La vie de Saint Alexis
( extraits )
Bons fut li siecles al tems ancënour,
Quer feiz i eret e justise ed amours,
S’i ert credance, dont or n’i at nul prout ;
Ja mais n’iert tels com fut as anceisours.
Al tems Noé ed al tems Abraam
Ed al David, cui Deus paramat tant,
Bons fut li siecles, ja mais n’iert si vaillanz ;
Vielz est e frailes, toz s’en vait declinant,
Si’st empeiriez, toz biens vait remanant.
Puis icel tems que Deus nos vint salver,
Nostre anceisour ourent crestïantet,
Si fut uns sire de Rome la citet ;
Riches om fut, de grant nobilitet ;
Por çol vos di, d’un son fil vueil parler..

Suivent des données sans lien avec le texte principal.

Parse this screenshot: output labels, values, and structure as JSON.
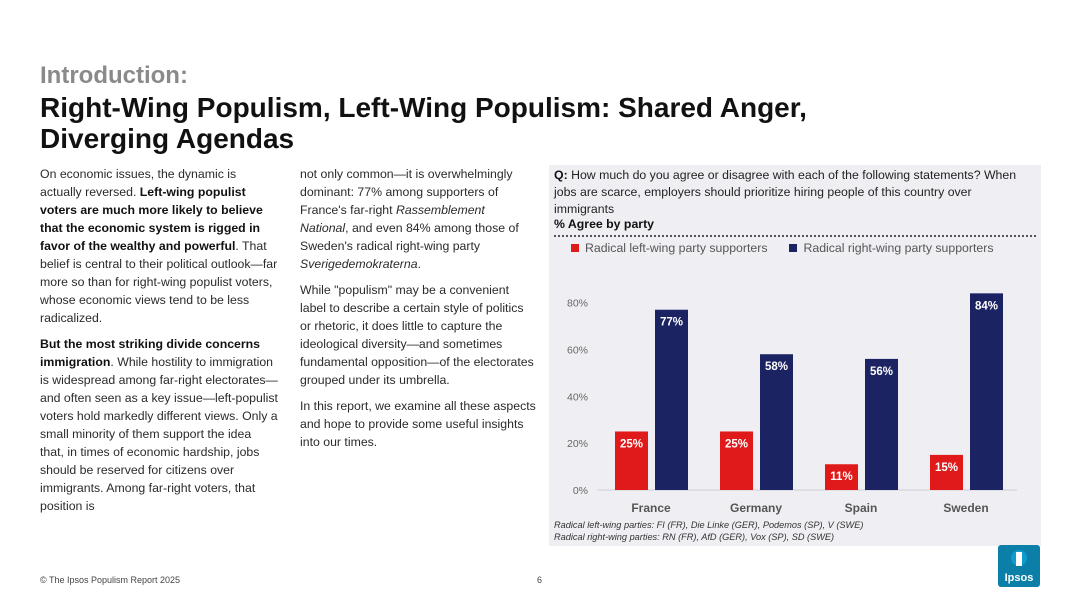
{
  "header": {
    "kicker": "Introduction:",
    "title": "Right-Wing Populism, Left-Wing Populism: Shared Anger, Diverging Agendas"
  },
  "body": {
    "c1p1_a": "On economic issues, the dynamic is actually reversed. ",
    "c1p1_b": "Left-wing populist voters are much more likely to believe that the economic system is rigged in favor of the wealthy and powerful",
    "c1p1_c": ". That belief is central to their political outlook—far more so than for right-wing populist voters, whose economic views tend to be less radicalized.",
    "c1p2_a": "But the most striking divide concerns immigration",
    "c1p2_b": ". While hostility to immigration is widespread among far-right electorates—and often seen as a key issue—left-populist voters hold markedly different views. Only a small minority of them support the idea that, in times of economic hardship, jobs should be reserved for citizens over immigrants. Among far-right voters, that position is",
    "c2p1_a": "not only common—it is overwhelmingly dominant: 77% among supporters of France's far-right ",
    "c2p1_b": "Rassemblement National",
    "c2p1_c": ", and even 84% among those of Sweden's radical right-wing party ",
    "c2p1_d": "Sverigedemokraterna",
    "c2p1_e": ".",
    "c2p2": "While \"populism\" may be a convenient label to describe a certain style of politics or rhetoric, it does little to capture the ideological diversity—and sometimes fundamental opposition—of the electorates grouped under its umbrella.",
    "c2p3": "In this report, we examine all these aspects and hope to provide some useful insights into our times."
  },
  "panel": {
    "q_prefix": "Q:",
    "question": " How much do you agree or disagree with each of the following statements? When jobs are scarce, employers should prioritize hiring people of this country over immigrants",
    "subtitle": "% Agree by party",
    "note1": "Radical left-wing parties: FI (FR), Die Linke (GER), Podemos (SP), V (SWE)",
    "note2": "Radical right-wing parties: RN (FR), AfD (GER), Vox (SP), SD (SWE)"
  },
  "chart_data": {
    "type": "bar",
    "categories": [
      "France",
      "Germany",
      "Spain",
      "Sweden"
    ],
    "series": [
      {
        "name": "Radical left-wing party supporters",
        "color": "#e01a1a",
        "values": [
          25,
          25,
          11,
          15
        ]
      },
      {
        "name": "Radical right-wing party supporters",
        "color": "#1c2362",
        "values": [
          77,
          58,
          56,
          84
        ]
      }
    ],
    "yticks": [
      "0%",
      "20%",
      "40%",
      "60%",
      "80%"
    ],
    "ytick_values": [
      0,
      20,
      40,
      60,
      80
    ],
    "ylim": [
      0,
      85
    ],
    "value_suffix": "%",
    "grid": false,
    "legend": "top"
  },
  "footer": {
    "copyright": "© The Ipsos Populism Report 2025",
    "page": "6",
    "logo_text": "Ipsos"
  },
  "colors": {
    "left": "#e01a1a",
    "right": "#1c2362",
    "panel_bg": "#efeff3",
    "logo": "#0b7fa8"
  }
}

Ist de la nef e vait edrant a Rome :
Vait par les rues dont il ja bien fut cointes,
Altre puis altre, mais son pedre i encontret,
Ensemble o lui grant masse de ses omes :
Sil reconut, par son dreit nom le nomet :
Bon était le monde au temps des anciens,
Car y régnaient la foi, la justice et l’amour ;
Il y avait aussi la croyance dont on fait peu de cas aujourd’hui,
Tout a changé, le monde a perdu sa couleur :
Il ne sera plus jamais ce qu’il était du temps de nos ancêtres.
Au temps de Noé et au temps d’Abraham
Et à celui de David que Dieu aima tant,
Le monde était bon ; jamais il ne sera aussi vaillant
Il est vieux et frêle, en tout il décline :
Ainsi il a empiré, tout va bien cessant.
Après ce temps que Dieu nous vint sauver,
Nos ancêtres eurent la foi chrétienne,
Il y avait alors un seigneur de la cité de Rome ;
C’était un homme puissant, de grande noblesse.

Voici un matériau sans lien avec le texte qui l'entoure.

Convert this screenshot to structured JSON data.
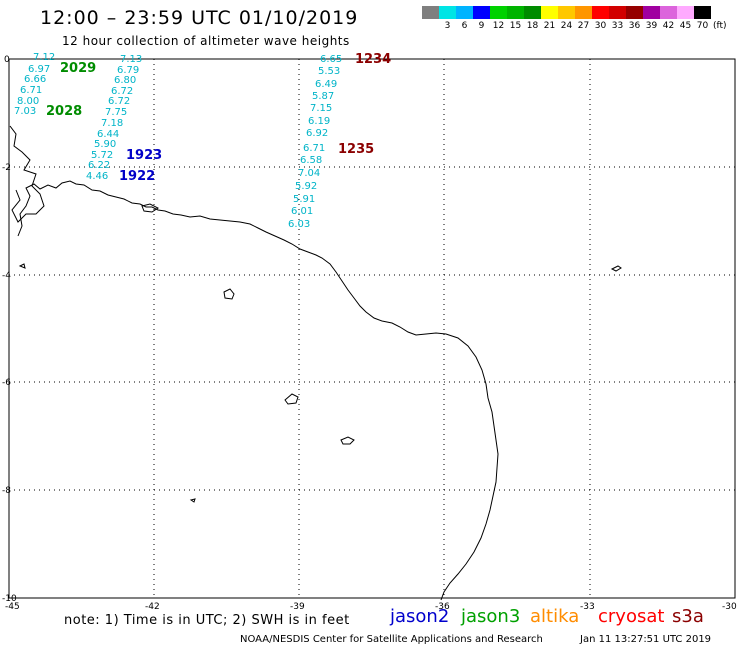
{
  "title": "12:00 – 23:59 UTC 01/10/2019",
  "subtitle": "12 hour collection of altimeter wave heights",
  "legend": {
    "colors": [
      "#7f7f7f",
      "#00e5e5",
      "#00b4ff",
      "#0000ff",
      "#00d200",
      "#00b400",
      "#008c00",
      "#ffff00",
      "#ffc800",
      "#ff9600",
      "#ff0000",
      "#d20000",
      "#960000",
      "#a000a0",
      "#dc64dc",
      "#ffaaff",
      "#000000"
    ],
    "labels": [
      "3",
      "6",
      "9",
      "12",
      "15",
      "18",
      "21",
      "24",
      "27",
      "30",
      "33",
      "36",
      "39",
      "42",
      "45",
      "70"
    ],
    "unit": "(ft)"
  },
  "axes": {
    "x_ticks": [
      "-45",
      "-42",
      "-39",
      "-36",
      "-33",
      "-30"
    ],
    "y_ticks": [
      "0",
      "-2",
      "-4",
      "-6",
      "-8",
      "-10"
    ],
    "x_range": [
      -45,
      -30
    ],
    "y_range": [
      -10,
      0
    ]
  },
  "tracks": [
    {
      "id": "2029",
      "satellite": "jason3",
      "color": "#008c00"
    },
    {
      "id": "2028",
      "satellite": "jason3",
      "color": "#008c00"
    },
    {
      "id": "1923",
      "satellite": "jason2",
      "color": "#0000c8"
    },
    {
      "id": "1922",
      "satellite": "jason2",
      "color": "#0000c8"
    },
    {
      "id": "1234",
      "satellite": "s3a",
      "color": "#8b0000"
    },
    {
      "id": "1235",
      "satellite": "s3a",
      "color": "#8b0000"
    }
  ],
  "track_a_values": [
    "7.12",
    "6.97",
    "6.66",
    "6.71",
    "8.00",
    "7.03"
  ],
  "track_b_values": [
    "7.13",
    "6.79",
    "6.80",
    "6.72",
    "6.72",
    "7.75",
    "7.18",
    "6.44",
    "5.90",
    "5.72",
    "6.22",
    "4.46"
  ],
  "track_c_values": [
    "6.65",
    "5.53",
    "6.49",
    "5.87",
    "7.15",
    "6.19",
    "6.92",
    "6.71",
    "6.58",
    "7.04",
    "5.92",
    "5.91",
    "6.01",
    "6.03"
  ],
  "note": "note: 1) Time is in UTC; 2) SWH is in feet",
  "satellites": [
    {
      "name": "jason2",
      "color": "#0000cc"
    },
    {
      "name": "jason3",
      "color": "#00a000"
    },
    {
      "name": "altika",
      "color": "#ff8c00"
    },
    {
      "name": "cryosat",
      "color": "#ff0000"
    },
    {
      "name": "s3a",
      "color": "#8b0000"
    }
  ],
  "credit": "NOAA/NESDIS Center for Satellite Applications and Research",
  "generated": "Jan 11 13:27:51 UTC 2019"
}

Je vous dis cela, car c’est d’un sien fils que je veux parler..
Il sort du bateau et vint droit à Rome :
Il va par les rues qui lui étaient jadis familières,
L’une après l’autre ; enfin il y rencontre son père
Accompagné d’une grande foule de ses hommes ;
L’ayant reconnu, il le nomme par son vrai nom.
Thibaut de Vernon
( vers 1040 )
Adaptation Guy René Mermier et Sarah Melhado White, Librairie Champion.
Thibaut de Vernon ( vers 1030-1050 ).
Chanoine de Rouen, à qui l’on attribue la Chanson de Saint Alexis. Ce poème hagiographique ( écrit vers 1040 ), comprend 125 strophes de 5 vers décasyllabiques assonancés. L’auteur a suivi, en l’abrégeant, le texte d’une Vie en latin qui n’était elle-même que la traduction d’un petit roman grec. La Chanson de Thibaut de Vernon fut remaniée au XII°, XIII° et XIV° siècles.